For my PhD thesis, I explored unsupervised feature learning and deep learning for musical data and applied them to music classification, annotation and transcription.

Feature Learning for Music Classification and Annotation

This presents an effective data processing pipeline to find feature representations from musical signals using unsupervised learning algorithms. This learning-based feature representations were utilized in music genre classification, annotation (a.k.a tagging) and text-based retrieval tasks.

SAFVY! - Real-Time Music Tagging Visualizer

A real-time music tagging demo that shows data/feature representations as well as estimated tags that describes music in semantic levels (e.g. genre, emotion, instrument, voice quality and other semantic words)

Polyphonic Piano Transcription Using Deep Learning

We applied deep learning to polyphonic piano transcription. Based on a classification approach (i.e. a binary classifier determines the presence of a single note), we pre-trained a neural network in an unsupervised way and then fine-tuned the network using the errors which are simultaneously propagated from multiple note classifiers.
[paper] [poster]

Sound Representation and Recognition

I spent some time working on new sound representation and recognition methods using probabilistic latent component analysis (PLCA), which is a probabilistic version of non-negative matrix factorization (NMF).

Sound Recognition in Mixture

This presents a method for recognizing sound sources in a mixture. The method is based on a source separation idea using the PLCA but estimates relative proportions of the mixture without separating the sources.

Super-Resolution Spectrogram

The short-time Fourier transform (STFT) based spectrogram intrinsically has a trade-off in time and frequency resolution when it is displayed as a 2-D time-frequency representation. We propose an idea to achieve high resolutions in both time and frequency using PLCA.

Sound Synthesis

Sound synthesis is my longtime favorite. I love to learn and explore various sound synthesis techniques and sound design using them. This introduces my research work that I spent quite a while.
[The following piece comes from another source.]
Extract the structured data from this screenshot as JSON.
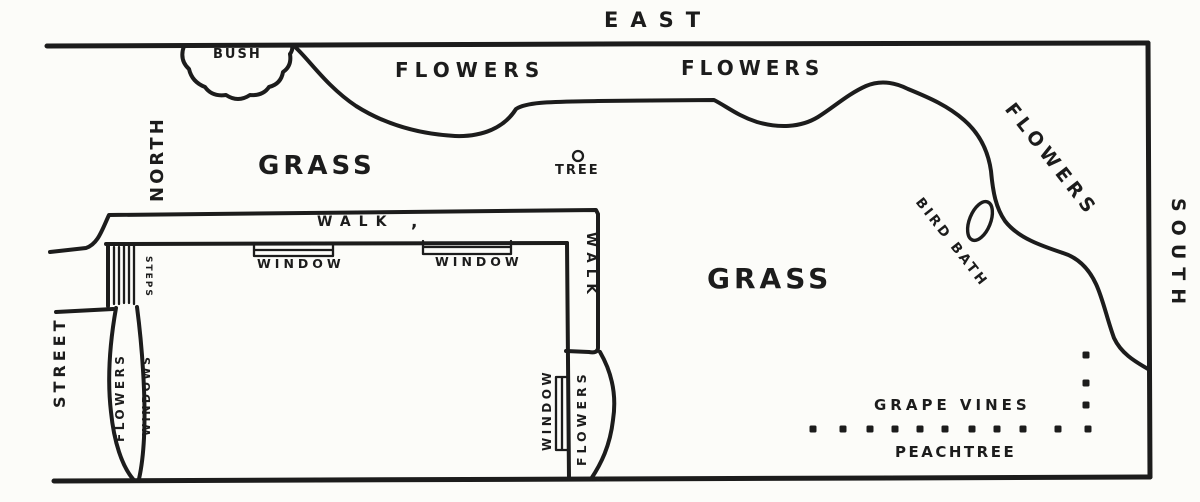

Virtual Analog Oscillators

With Vesa Välimäki and Jussi Pekonen at Aalto University, I came up with several different algorithms to efficiently generate bandlimited (anti-aliasing) oscillators, which are used in virtual analog synthesizers. This briefly introduces a class of algorithms among them.

Spatial Audio

ThreeDee: Binaural Sound Processor

This shows a 3-D sound processing demo working in real-time. It uses head-related transfer functions (HRTFs) to synthesize binaural sounds from monaural sources. We measured the HRTFs from human subjects and efficiently modeled them using their minimum-phase characteristic.